Siyasi risk yeniden sahne aldı, ekonomi nereye?

Siyaset bir kez daha sahnede önemli bir risk olarak yerini almış durumda. Artan siyasi risklerin piyasalarda atak haline dönüşmesi dönemi ise 2024 son çeyrekten itibaren yatırımcıların yeniden radarında.

Siyasette olan her gelişmenin ekonomide bir yansıması er ya da geç mutlaka oluyor. 2023 zaferi iktidarı ekonomide rasyonel politikalara dönüşe mecburen taşıdı. Yerel seçimlerin ardından siyasette taşların yerinden oynamakta oluşunun da mutlaka ekonomide önemli etkileri olacak. Taşların nereye oturacağını ve bu sürecin ekonomik boyutunun ne zaman hissedileceğini kestirebilmek önemli.

Cumhurbaşkanı Erdoğan ve AKP kurmayları sarsıcı yerel seçim yenilgisinin ardından halen seçmenden gelen mesajı okuma çabasındalar. Erdoğan’ın hem MYK hem Kabine içinde değişiklik planları var. Amaç AKP’ye arkasını dönen seçmenle yeniden iletişim kurmak. Fakat en tepe ağızdan değişimden bahsedildikçe de AKP içindeki kazan kaynıyor. Yeni dönemde elle tutulur bir rol kapma peşinde olanlar izdiham halinde birbiri üstüne basarak kendisi için yol açma peşinde.

Halbuki her kademeden AKP’linin varlık içindeki halleriyle, yoklukla mücadele eden milyonlarla sağlıklı teması imkansıza yakın artık. Zira, AKP için parti devleti olmaya çalışmanın önemli maliyetlerinden biri, yarattığı zümrenin çoktandır kendi içine kapalı bir zenginler kulübüne dönüşmüş olması. AKP adına seçim sonrasında azalan belediye kaynakları kent rantı dağıtımı olanaklarını kısıtlayarak Erdoğan’ın işini daha da zorlaştırıyor.

Erdoğan ve liderliğindeki AKP’de sıkıntılar sadece parti içini yeniden dizayn etmekle sınırlı değil. İttifak içinde cumhurbaşkanlığı sistemi sayesinde boyundan büyük etki alanına sahip MHP ile ortaklığa zincirli Erdoğan seçmen mesajının hakkını vermek istese dahi eli kolu bağlanmış durumda.

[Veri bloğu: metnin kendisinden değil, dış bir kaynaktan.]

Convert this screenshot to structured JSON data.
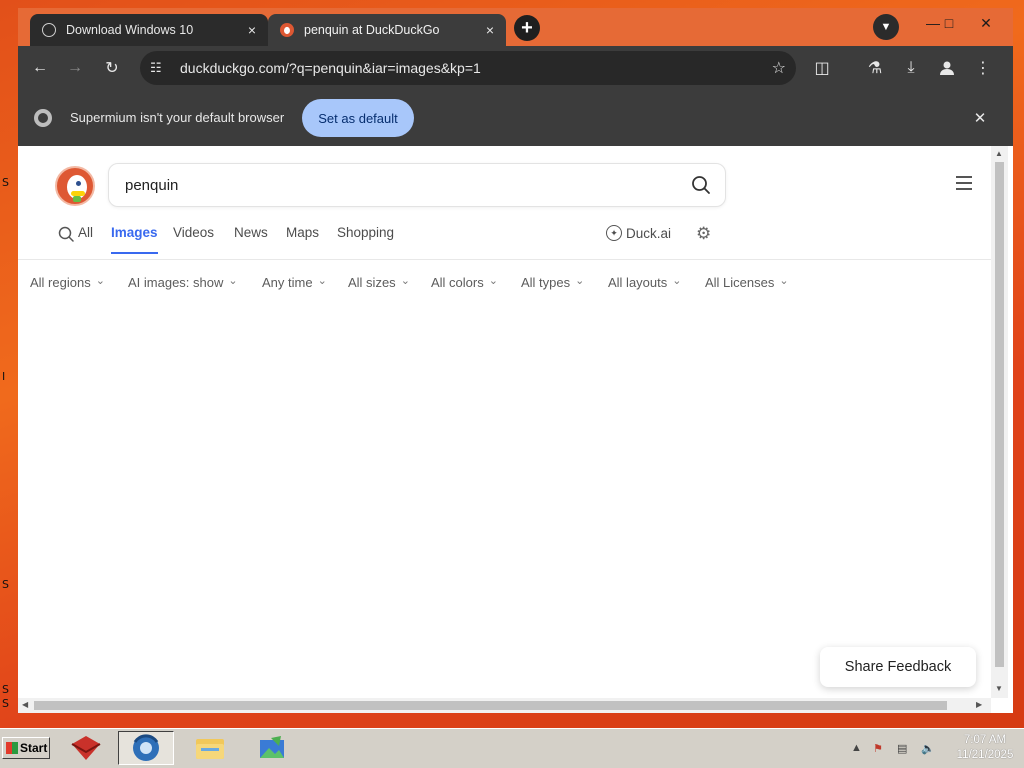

Sinan Ateş suikastı ve Ayhan Bora Kaplan (ABK) etrafındaki gelişmeler kadar karanlıkta tutulanlar da çok çarpıcı. 1990’larda “derin devlet” işleri olarak kayıtlara geçmiş olayların benzerleri şimdilerde göz önünde yaşanıyor. AKP-MHP arasında %50+1’le oluşmuş zorunlu bağa rağmen altta devam eden güç savaşının kriminal izlerine tanık oluyoruz.

Son bir haftada Kavala ve Kobani davalarında yargının çok tartışılan kararlarını, 37 turda ancak seçilen Yargıtay Başkanı ardından Erdoğan’ın atadığı Yargıtay Başsavcısı’nın kimliğini de bu savaştan bağımsız düşünmek mümkün değil.

Cumhurbaşkanı’nın yerel seçim yenilgisiyle mecburi motivasyon bularak kapıyı azıcık da olsa aralamayı denediği “normalleşme” Bahçeli’nin blokajına takıldı. Kavala ve Kobani kararları üzerinden de hızla boğuldu.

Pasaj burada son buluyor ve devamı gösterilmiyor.